Twilio breach shows massive vulnerability of security measures
When the second factor is compromised
Twilio is a company that provides customers with 2-factor authentication tools. “2FA” or even multi-factor authentication has become standard security practice for web accounts—users are often asked to confirm actions like logging in or authorizing payments by entering in a code sent to their phone (or email account). One of the major providers of SMS services, Twilio also offers a 2FA app called Authy.

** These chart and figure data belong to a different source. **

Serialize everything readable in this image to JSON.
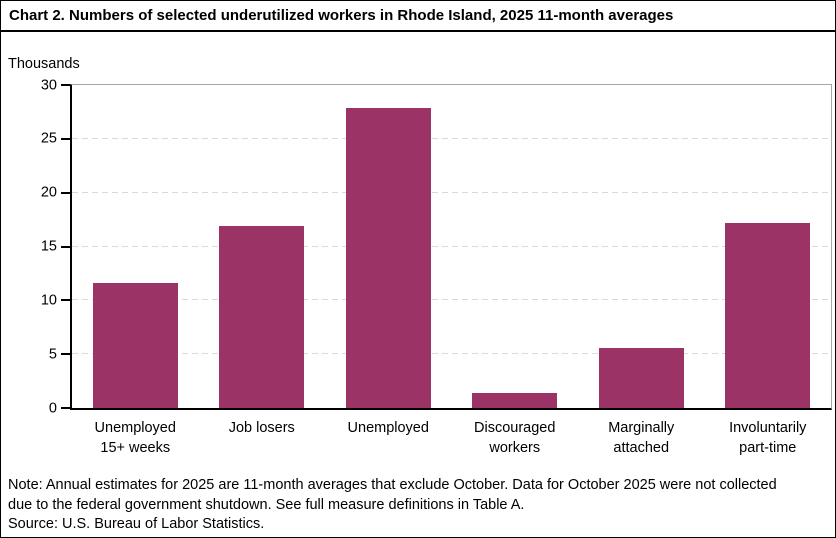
{
  "header": {
    "title": "Chart 2. Numbers of selected underutilized workers in Rhode Island, 2025 11-month averages"
  },
  "chart_data": {
    "type": "bar",
    "title": "Chart 2. Numbers of selected underutilized workers in Rhode Island, 2025 11-month averages",
    "ylabel": "Thousands",
    "xlabel": "",
    "categories": [
      "Unemployed 15+ weeks",
      "Job losers",
      "Unemployed",
      "Discouraged workers",
      "Marginally attached",
      "Involuntarily part-time"
    ],
    "category_lines": [
      [
        "Unemployed",
        "15+ weeks"
      ],
      [
        "Job losers"
      ],
      [
        "Unemployed"
      ],
      [
        "Discouraged",
        "workers"
      ],
      [
        "Marginally",
        "attached"
      ],
      [
        "Involuntarily",
        "part-time"
      ]
    ],
    "values": [
      11.6,
      16.9,
      27.9,
      1.4,
      5.6,
      17.2
    ],
    "ylim": [
      0,
      30
    ],
    "yticks": [
      0,
      5,
      10,
      15,
      20,
      25,
      30
    ],
    "bar_color": "#9c3366",
    "grid": "horizontal-dashed",
    "grid_color": "#d9d9d9",
    "plot_border_color": "#a6a6a6",
    "legend": "none"
  },
  "footer": {
    "note": "Note: Annual estimates for 2025 are 11-month averages that exclude October. Data for October 2025 were not collected due to the federal government shutdown. See full measure definitions in Table A.",
    "source": "Source: U.S. Bureau of Labor Statistics."
  }
}
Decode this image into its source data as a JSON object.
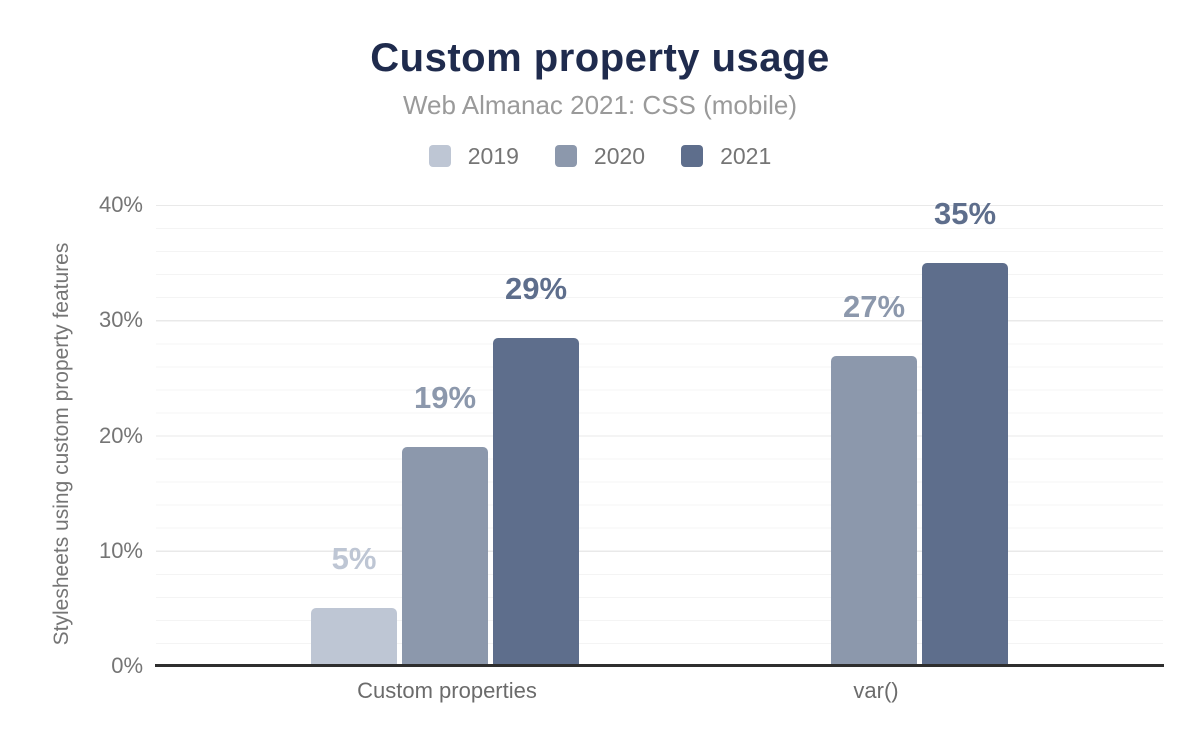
{
  "chart_data": {
    "type": "bar",
    "title": "Custom property usage",
    "subtitle": "Web Almanac 2021: CSS (mobile)",
    "ylabel": "Stylesheets using custom property features",
    "xlabel": "",
    "categories": [
      "Custom properties",
      "var()"
    ],
    "yticks": [
      "0%",
      "10%",
      "20%",
      "30%",
      "40%"
    ],
    "ylim": [
      0,
      40
    ],
    "grid": "horizontal; minor lines every 2%, major lines every 10%",
    "legend_position": "top-center",
    "axis_line_color": "#2e2e2e",
    "title_color": "#1f2b4d",
    "subtitle_color": "#9a9a9a",
    "series": [
      {
        "name": "2019",
        "color": "#bec6d4",
        "values": [
          5,
          null
        ],
        "labels": [
          "5%",
          ""
        ]
      },
      {
        "name": "2020",
        "color": "#8c98ac",
        "values": [
          19,
          26.9
        ],
        "labels": [
          "19%",
          "27%"
        ]
      },
      {
        "name": "2021",
        "color": "#5e6e8c",
        "values": [
          28.5,
          35
        ],
        "labels": [
          "29%",
          "35%"
        ]
      }
    ]
  }
}
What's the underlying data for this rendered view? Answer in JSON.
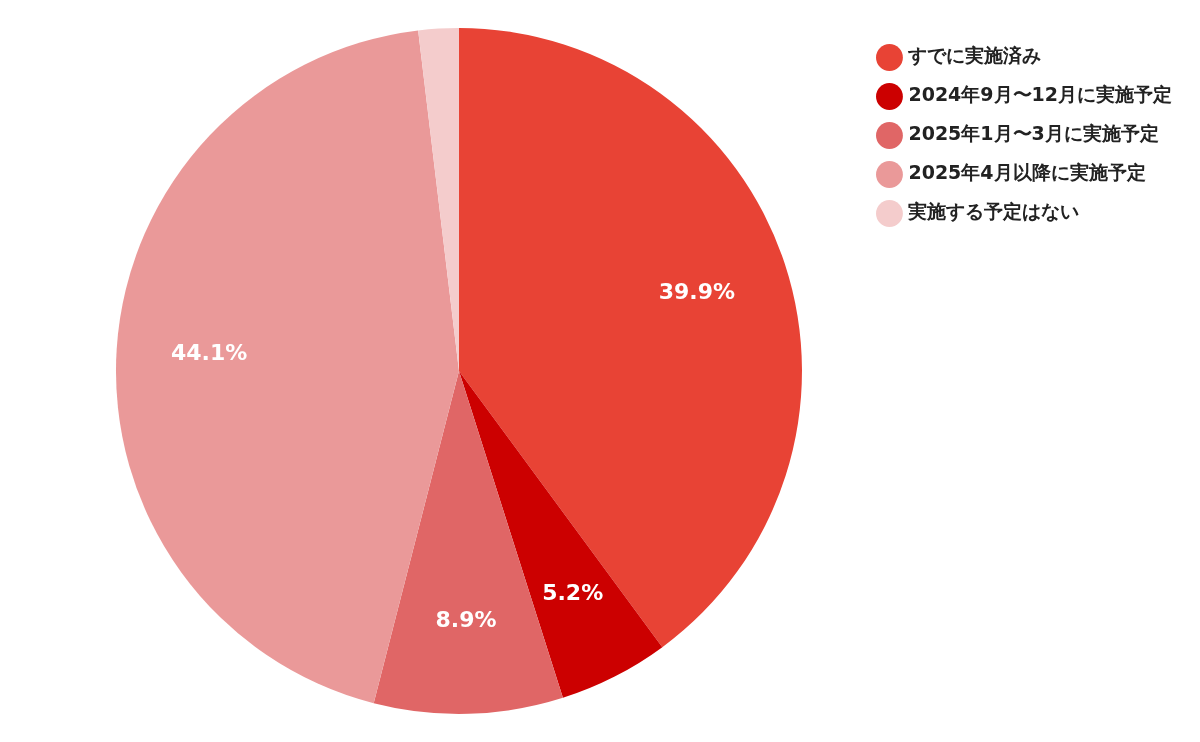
{
  "chart_data": {
    "type": "pie",
    "categories": [
      "すでに実施済み",
      "2024年9月〜12月に実施予定",
      "2025年1月〜3月に実施予定",
      "2025年4月以降に実施予定",
      "実施する予定はない"
    ],
    "values": [
      39.9,
      5.2,
      8.9,
      44.1,
      1.9
    ],
    "colors": [
      "#e84335",
      "#cc0000",
      "#e06666",
      "#ea9999",
      "#f4cccc"
    ],
    "value_labels": [
      "39.9%",
      "5.2%",
      "8.9%",
      "44.1%",
      null
    ],
    "legend": "top right"
  }
}
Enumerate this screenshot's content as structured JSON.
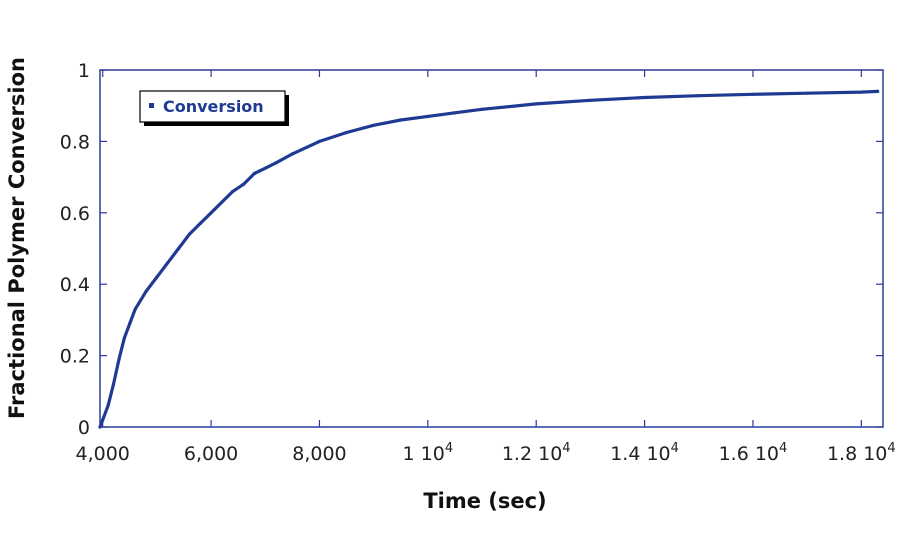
{
  "chart_data": {
    "type": "line",
    "title": "",
    "xlabel": "Time (sec)",
    "ylabel": "Fractional Polymer Conversion",
    "xlim": [
      3950,
      18400
    ],
    "ylim": [
      0,
      1
    ],
    "grid": false,
    "legend_position": "top-left",
    "x_ticks": [
      {
        "value": 4000,
        "label": "4,000"
      },
      {
        "value": 6000,
        "label": "6,000"
      },
      {
        "value": 8000,
        "label": "8,000"
      },
      {
        "value": 10000,
        "label": "1 10",
        "exp": "4"
      },
      {
        "value": 12000,
        "label": "1.2 10",
        "exp": "4"
      },
      {
        "value": 14000,
        "label": "1.4 10",
        "exp": "4"
      },
      {
        "value": 16000,
        "label": "1.6 10",
        "exp": "4"
      },
      {
        "value": 18000,
        "label": "1.8 10",
        "exp": "4"
      }
    ],
    "y_ticks": [
      {
        "value": 0,
        "label": "0"
      },
      {
        "value": 0.2,
        "label": "0.2"
      },
      {
        "value": 0.4,
        "label": "0.4"
      },
      {
        "value": 0.6,
        "label": "0.6"
      },
      {
        "value": 0.8,
        "label": "0.8"
      },
      {
        "value": 1,
        "label": "1"
      }
    ],
    "series": [
      {
        "name": "Conversion",
        "color": "#1f3a93",
        "x": [
          3950,
          4000,
          4100,
          4200,
          4300,
          4400,
          4500,
          4600,
          4800,
          5000,
          5200,
          5400,
          5600,
          5800,
          6000,
          6200,
          6400,
          6600,
          6800,
          7000,
          7200,
          7500,
          8000,
          8500,
          9000,
          9500,
          10000,
          10500,
          11000,
          12000,
          13000,
          14000,
          15000,
          16000,
          17000,
          18000,
          18300
        ],
        "y": [
          0.0,
          0.02,
          0.06,
          0.12,
          0.19,
          0.25,
          0.29,
          0.33,
          0.38,
          0.42,
          0.46,
          0.5,
          0.54,
          0.57,
          0.6,
          0.63,
          0.66,
          0.68,
          0.71,
          0.725,
          0.74,
          0.765,
          0.8,
          0.825,
          0.845,
          0.86,
          0.87,
          0.88,
          0.89,
          0.905,
          0.915,
          0.923,
          0.928,
          0.932,
          0.935,
          0.938,
          0.94
        ]
      }
    ]
  }
}
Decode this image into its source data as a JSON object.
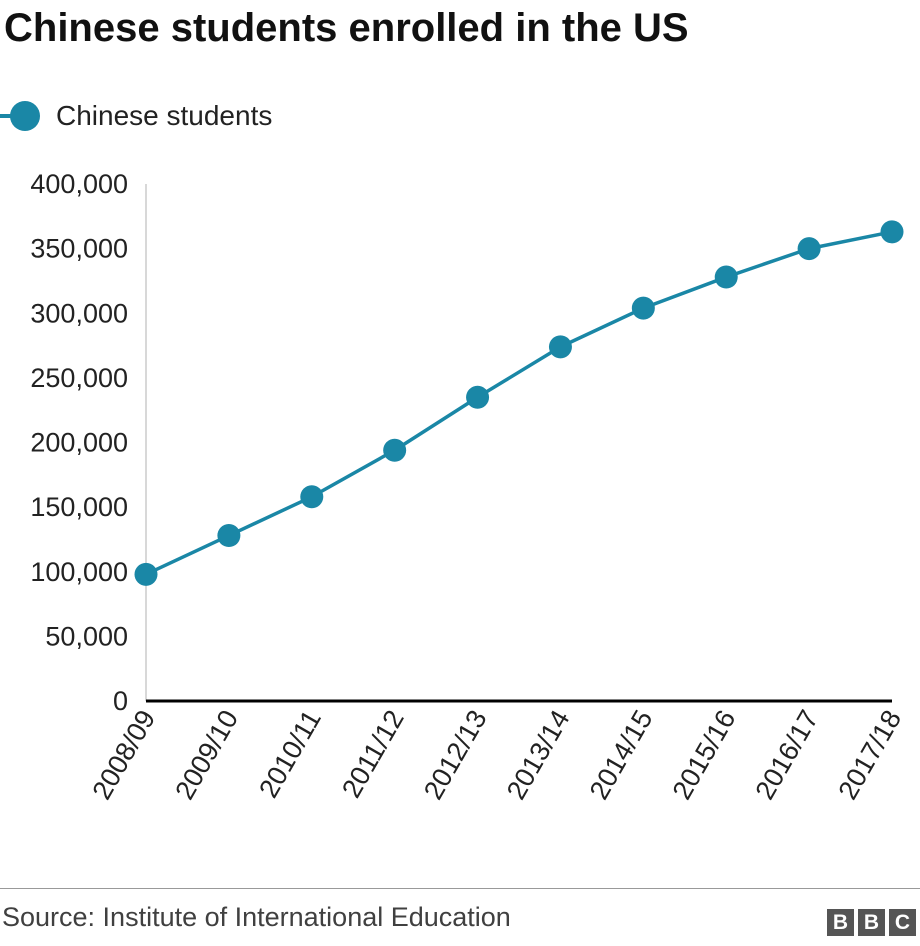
{
  "theme": {
    "series_color": "#1a87a6",
    "axis_color": "#000000",
    "text_color": "#222222"
  },
  "chart_data": {
    "type": "line",
    "title": "Chinese students enrolled in the US",
    "xlabel": "",
    "ylabel": "",
    "categories": [
      "2008/09",
      "2009/10",
      "2010/11",
      "2011/12",
      "2012/13",
      "2013/14",
      "2014/15",
      "2015/16",
      "2016/17",
      "2017/18"
    ],
    "series": [
      {
        "name": "Chinese students",
        "values": [
          98000,
          128000,
          158000,
          194000,
          235000,
          274000,
          304000,
          328000,
          350000,
          363000
        ]
      }
    ],
    "ylim": [
      0,
      400000
    ],
    "yticks": [
      "0",
      "50,000",
      "100,000",
      "150,000",
      "200,000",
      "250,000",
      "300,000",
      "350,000",
      "400,000"
    ],
    "grid": false,
    "legend": "top-left"
  },
  "footer": {
    "source": "Source: Institute of International Education",
    "logo": [
      "B",
      "B",
      "C"
    ]
  }
}
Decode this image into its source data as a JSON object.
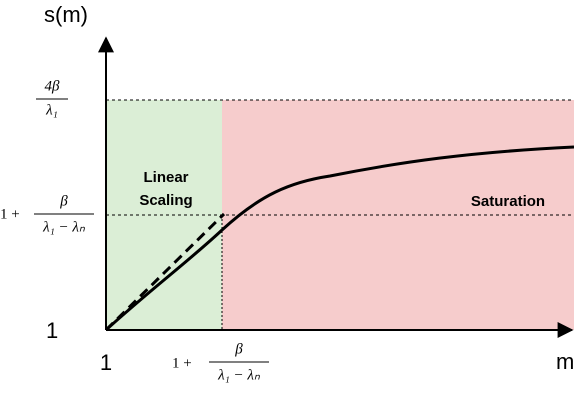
{
  "axes": {
    "y_label": "s(m)",
    "x_label": "m",
    "y_origin": "1",
    "x_origin": "1"
  },
  "y_ticks": [
    {
      "numerator": "4β",
      "denominator": "λ₁"
    },
    {
      "prefix": "1 +",
      "numerator": "β",
      "denominator": "λ₁ − λₙ"
    }
  ],
  "x_tick": {
    "prefix": "1 +",
    "numerator": "β",
    "denominator": "λ₁ − λₙ"
  },
  "regions": {
    "linear": [
      "Linear",
      "Scaling"
    ],
    "saturation": "Saturation"
  }
}
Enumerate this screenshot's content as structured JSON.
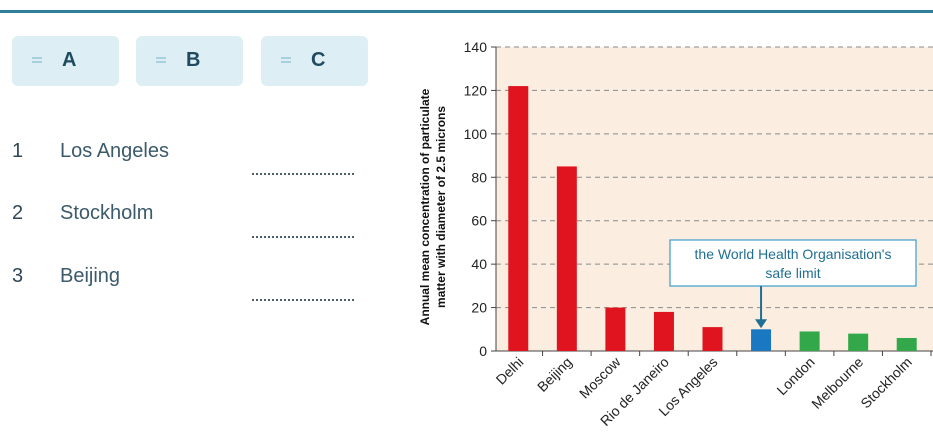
{
  "choices": [
    {
      "label": "A"
    },
    {
      "label": "B"
    },
    {
      "label": "C"
    }
  ],
  "items": [
    {
      "number": "1",
      "name": "Los Angeles"
    },
    {
      "number": "2",
      "name": "Stockholm"
    },
    {
      "number": "3",
      "name": "Beijing"
    }
  ],
  "chart_data": {
    "type": "bar",
    "ylabel_line1": "Annual mean concentration of particulate",
    "ylabel_line2": "matter with diameter of 2.5 microns",
    "ylim": [
      0,
      140
    ],
    "yticks": [
      0,
      20,
      40,
      60,
      80,
      100,
      120,
      140
    ],
    "grid": true,
    "categories": [
      "Delhi",
      "Beijing",
      "Moscow",
      "Rio de Janeiro",
      "Los Angeles",
      "",
      "London",
      "Melbourne",
      "Stockholm"
    ],
    "values": [
      122,
      85,
      20,
      18,
      11,
      10,
      9,
      8,
      6
    ],
    "bar_colors": [
      "#e0141e",
      "#e0141e",
      "#e0141e",
      "#e0141e",
      "#e0141e",
      "#1a78c2",
      "#33a84a",
      "#33a84a",
      "#33a84a"
    ],
    "annotation": {
      "line1": "the World Health Organisation's",
      "line2": "safe limit"
    },
    "colors": {
      "background": "#fbeee0",
      "grid": "#8a8a8a",
      "callout": "#1f6f92"
    }
  }
}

So the telephone network is already pretty insecure at the level of user phone numbers (with vulnerabilities like SIM swapping) but now Twilio has also shown worrying weaknesses. As much help as multi-factor authentication can offer, it is not without its leaks.1
Nothing is watertight, of course, but other companies offer a version of an authentication app—I have used the one from Microsoft for example. These apps generate codes or get them from the Internet instead of using the telephone network—they are hypothetically more secure, but as we have now seen they do rely on a centralized provider to keep data safe.2
At this point the second “factor” always seems to come from some outside source—a phone number, an app, an email, a device—always something exogenous to the person logging in. Possibly, in the future using a second factor based on a user-controlled key could be made more available.
Just keep in mind that you have to be careful when changing phones as the authenticator app and its data may not transfer over as smoothly as the phone number does, and that only a small but growing percentage of companies offer using an app-based factor as an option.